The following bit of code defines the polynomial $p(x) = ax^2 + bx +c$ and evaluates it at $x=2$
a,b,c=1,3,2
p = lambda x: a*x**2+b*x+c
x = 2
print('The polynomial evaluated at x=2 is',p(x))
The polynomial evaluated at x=2 is 12
Complete the following to write a function to return the roots of a quadratic polynomial given coefficients a,b,c.
import numpy as np
def quad_roots(a,b,c):
#fill in
# xp = ...
# xm = ...
return xp, xm
Try your code with $a = 10^{-3}$, $b=10^{6}$ and $c=10^{-3}$.
Does your function suffer from cancellation errors? If so, modify your function to avoid this.
By using the Taylor expansion for $\sqrt{1-x}$, work out what the actual roots are to 16 significant figures.

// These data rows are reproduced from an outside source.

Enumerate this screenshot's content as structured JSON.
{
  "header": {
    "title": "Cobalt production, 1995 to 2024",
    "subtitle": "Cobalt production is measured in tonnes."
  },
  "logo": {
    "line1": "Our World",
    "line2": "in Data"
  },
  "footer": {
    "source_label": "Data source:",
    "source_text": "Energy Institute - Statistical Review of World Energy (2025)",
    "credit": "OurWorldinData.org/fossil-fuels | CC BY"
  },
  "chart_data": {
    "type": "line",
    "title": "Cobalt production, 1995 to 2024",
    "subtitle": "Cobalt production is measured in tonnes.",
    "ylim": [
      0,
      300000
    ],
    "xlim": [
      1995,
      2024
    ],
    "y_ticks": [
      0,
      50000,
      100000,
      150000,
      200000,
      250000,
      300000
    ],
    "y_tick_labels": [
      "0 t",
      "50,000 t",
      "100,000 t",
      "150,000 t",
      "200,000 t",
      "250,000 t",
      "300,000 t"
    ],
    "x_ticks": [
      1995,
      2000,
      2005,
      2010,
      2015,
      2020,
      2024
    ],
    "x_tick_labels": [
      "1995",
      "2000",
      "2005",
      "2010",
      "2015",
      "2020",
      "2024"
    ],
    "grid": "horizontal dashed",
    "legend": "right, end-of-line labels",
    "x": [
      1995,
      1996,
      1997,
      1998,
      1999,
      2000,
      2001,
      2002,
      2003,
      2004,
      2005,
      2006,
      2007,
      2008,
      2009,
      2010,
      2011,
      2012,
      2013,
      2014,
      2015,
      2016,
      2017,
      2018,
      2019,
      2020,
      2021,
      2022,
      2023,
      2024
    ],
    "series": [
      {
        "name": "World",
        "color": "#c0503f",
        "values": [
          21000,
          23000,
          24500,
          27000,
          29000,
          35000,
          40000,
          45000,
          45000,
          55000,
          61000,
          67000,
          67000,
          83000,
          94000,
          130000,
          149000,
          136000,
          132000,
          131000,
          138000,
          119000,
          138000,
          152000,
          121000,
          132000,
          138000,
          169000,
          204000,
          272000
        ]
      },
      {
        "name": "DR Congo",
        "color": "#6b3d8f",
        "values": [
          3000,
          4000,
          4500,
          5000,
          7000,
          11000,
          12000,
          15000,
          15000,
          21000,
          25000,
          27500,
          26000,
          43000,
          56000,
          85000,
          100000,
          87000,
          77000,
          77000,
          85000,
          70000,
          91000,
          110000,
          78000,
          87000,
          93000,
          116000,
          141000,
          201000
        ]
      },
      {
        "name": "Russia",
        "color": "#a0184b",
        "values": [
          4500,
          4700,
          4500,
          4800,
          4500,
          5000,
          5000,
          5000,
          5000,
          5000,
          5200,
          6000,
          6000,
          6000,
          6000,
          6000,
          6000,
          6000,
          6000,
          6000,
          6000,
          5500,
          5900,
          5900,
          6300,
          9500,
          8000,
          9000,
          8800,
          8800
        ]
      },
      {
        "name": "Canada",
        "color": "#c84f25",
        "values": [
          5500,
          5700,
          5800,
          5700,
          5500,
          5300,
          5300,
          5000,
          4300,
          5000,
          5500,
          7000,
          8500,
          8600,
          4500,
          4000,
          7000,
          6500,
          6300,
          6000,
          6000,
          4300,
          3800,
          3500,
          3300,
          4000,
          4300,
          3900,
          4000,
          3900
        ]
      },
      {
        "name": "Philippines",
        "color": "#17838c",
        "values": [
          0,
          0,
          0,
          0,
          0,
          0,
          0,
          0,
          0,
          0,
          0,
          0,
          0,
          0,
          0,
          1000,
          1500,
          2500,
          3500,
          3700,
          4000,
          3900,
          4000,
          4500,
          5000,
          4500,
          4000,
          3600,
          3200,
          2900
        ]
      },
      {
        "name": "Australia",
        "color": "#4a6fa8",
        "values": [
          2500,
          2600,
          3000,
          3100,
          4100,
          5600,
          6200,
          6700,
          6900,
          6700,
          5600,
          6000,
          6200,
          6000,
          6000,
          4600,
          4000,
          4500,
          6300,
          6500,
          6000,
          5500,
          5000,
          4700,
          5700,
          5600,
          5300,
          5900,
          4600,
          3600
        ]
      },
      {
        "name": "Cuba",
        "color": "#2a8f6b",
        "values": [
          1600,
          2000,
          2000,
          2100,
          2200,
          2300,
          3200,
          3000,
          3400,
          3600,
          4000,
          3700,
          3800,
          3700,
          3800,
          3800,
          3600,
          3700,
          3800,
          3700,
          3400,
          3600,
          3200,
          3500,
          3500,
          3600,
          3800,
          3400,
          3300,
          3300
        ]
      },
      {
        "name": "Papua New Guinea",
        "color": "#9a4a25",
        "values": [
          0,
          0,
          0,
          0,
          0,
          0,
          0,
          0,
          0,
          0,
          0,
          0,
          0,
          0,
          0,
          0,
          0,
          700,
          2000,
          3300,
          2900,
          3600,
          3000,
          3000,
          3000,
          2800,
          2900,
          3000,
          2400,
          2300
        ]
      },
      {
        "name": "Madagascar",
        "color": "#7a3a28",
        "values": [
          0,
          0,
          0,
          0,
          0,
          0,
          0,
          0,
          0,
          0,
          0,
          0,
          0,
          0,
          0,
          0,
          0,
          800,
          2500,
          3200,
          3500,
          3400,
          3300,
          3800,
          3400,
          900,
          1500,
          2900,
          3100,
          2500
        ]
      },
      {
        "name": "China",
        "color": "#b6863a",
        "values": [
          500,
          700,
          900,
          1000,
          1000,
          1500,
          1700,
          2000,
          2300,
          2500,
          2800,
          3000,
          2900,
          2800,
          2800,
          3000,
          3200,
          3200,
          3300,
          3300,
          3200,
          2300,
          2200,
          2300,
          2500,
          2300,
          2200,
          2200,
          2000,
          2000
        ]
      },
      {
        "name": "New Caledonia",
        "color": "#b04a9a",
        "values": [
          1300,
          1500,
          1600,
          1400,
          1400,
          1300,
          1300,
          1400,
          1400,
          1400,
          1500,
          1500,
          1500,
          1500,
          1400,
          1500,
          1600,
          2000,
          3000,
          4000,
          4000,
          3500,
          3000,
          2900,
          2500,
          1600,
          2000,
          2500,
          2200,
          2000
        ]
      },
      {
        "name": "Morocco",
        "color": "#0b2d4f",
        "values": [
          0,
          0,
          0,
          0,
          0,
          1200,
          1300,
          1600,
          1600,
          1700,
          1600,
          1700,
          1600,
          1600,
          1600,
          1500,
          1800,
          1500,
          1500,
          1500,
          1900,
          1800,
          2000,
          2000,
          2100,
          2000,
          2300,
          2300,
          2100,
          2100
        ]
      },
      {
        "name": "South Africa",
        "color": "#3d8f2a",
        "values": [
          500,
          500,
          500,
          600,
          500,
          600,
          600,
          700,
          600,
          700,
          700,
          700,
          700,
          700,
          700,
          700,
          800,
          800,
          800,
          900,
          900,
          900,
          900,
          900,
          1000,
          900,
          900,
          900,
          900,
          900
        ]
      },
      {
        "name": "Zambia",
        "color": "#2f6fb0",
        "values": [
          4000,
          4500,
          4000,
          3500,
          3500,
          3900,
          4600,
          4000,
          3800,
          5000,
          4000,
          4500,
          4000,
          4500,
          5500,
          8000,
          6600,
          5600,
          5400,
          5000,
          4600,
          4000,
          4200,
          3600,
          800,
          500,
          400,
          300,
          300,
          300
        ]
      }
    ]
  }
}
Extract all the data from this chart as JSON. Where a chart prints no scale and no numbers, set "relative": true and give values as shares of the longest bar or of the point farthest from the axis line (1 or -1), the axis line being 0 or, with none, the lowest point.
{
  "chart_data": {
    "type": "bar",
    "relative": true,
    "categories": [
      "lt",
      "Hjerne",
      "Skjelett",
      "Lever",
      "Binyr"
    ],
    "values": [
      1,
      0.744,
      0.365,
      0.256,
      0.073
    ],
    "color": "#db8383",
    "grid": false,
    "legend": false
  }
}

Note: Evaluate your polynomial at the computed roots, the value should be close to 0 (although not exactly 0 due to machine precision).
Hint: Which root would suffer from cancellation errors? If you know one root to high accuracy, can you work out the other?
a,b,c = 1e-3,1e6,1e-3
# test out your function!
Run the following command. It defines the Hilbert matrix which has $(i,j)$ entry as $1/(i+j-1)$ for $i,j=1,\ldots, d$.

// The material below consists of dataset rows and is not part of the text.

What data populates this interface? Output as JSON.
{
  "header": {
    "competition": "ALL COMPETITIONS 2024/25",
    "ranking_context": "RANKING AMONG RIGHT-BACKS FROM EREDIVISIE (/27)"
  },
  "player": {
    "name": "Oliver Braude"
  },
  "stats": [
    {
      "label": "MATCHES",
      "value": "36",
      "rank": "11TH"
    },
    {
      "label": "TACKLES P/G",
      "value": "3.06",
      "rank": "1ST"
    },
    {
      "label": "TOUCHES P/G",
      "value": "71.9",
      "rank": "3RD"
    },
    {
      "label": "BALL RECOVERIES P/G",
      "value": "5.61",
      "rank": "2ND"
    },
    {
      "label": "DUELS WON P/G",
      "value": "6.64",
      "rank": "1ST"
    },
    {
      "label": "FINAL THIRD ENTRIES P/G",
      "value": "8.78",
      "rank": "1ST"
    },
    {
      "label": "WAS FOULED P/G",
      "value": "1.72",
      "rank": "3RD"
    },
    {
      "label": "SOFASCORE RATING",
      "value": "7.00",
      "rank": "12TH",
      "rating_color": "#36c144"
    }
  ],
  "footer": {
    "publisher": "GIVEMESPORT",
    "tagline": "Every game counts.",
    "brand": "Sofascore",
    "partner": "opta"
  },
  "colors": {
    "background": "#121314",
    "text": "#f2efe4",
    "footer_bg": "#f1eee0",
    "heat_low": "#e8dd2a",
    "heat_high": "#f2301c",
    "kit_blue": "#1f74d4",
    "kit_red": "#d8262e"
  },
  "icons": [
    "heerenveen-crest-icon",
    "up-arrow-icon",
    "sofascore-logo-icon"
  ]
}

from scipy.linalg import hilbert
d=3
A = hilbert(d)
print(A)
[[1. 0.5 0.33333333] [0.5 0.33333333 0.25 ] [0.33333333 0.25 0.2 ]]
Let $b\in \mathbb{R}^d$ have random entries defined as follows.
b = np.random.randn(d,)
We can solve the linear system $Ax = b$ and compute the residue $r = Ax - b$ as follow:
x = np.linalg.solve(A,b)
r = A@x - b
print('Should be small:', np.linalg.norm(r))
Should be small: 1.8251269632034268e-15
In the above, the norm computes $\|r\|:= \sqrt{r^\top r}$
Repeat the above for $d=10$ and $d=20$, what do you observe?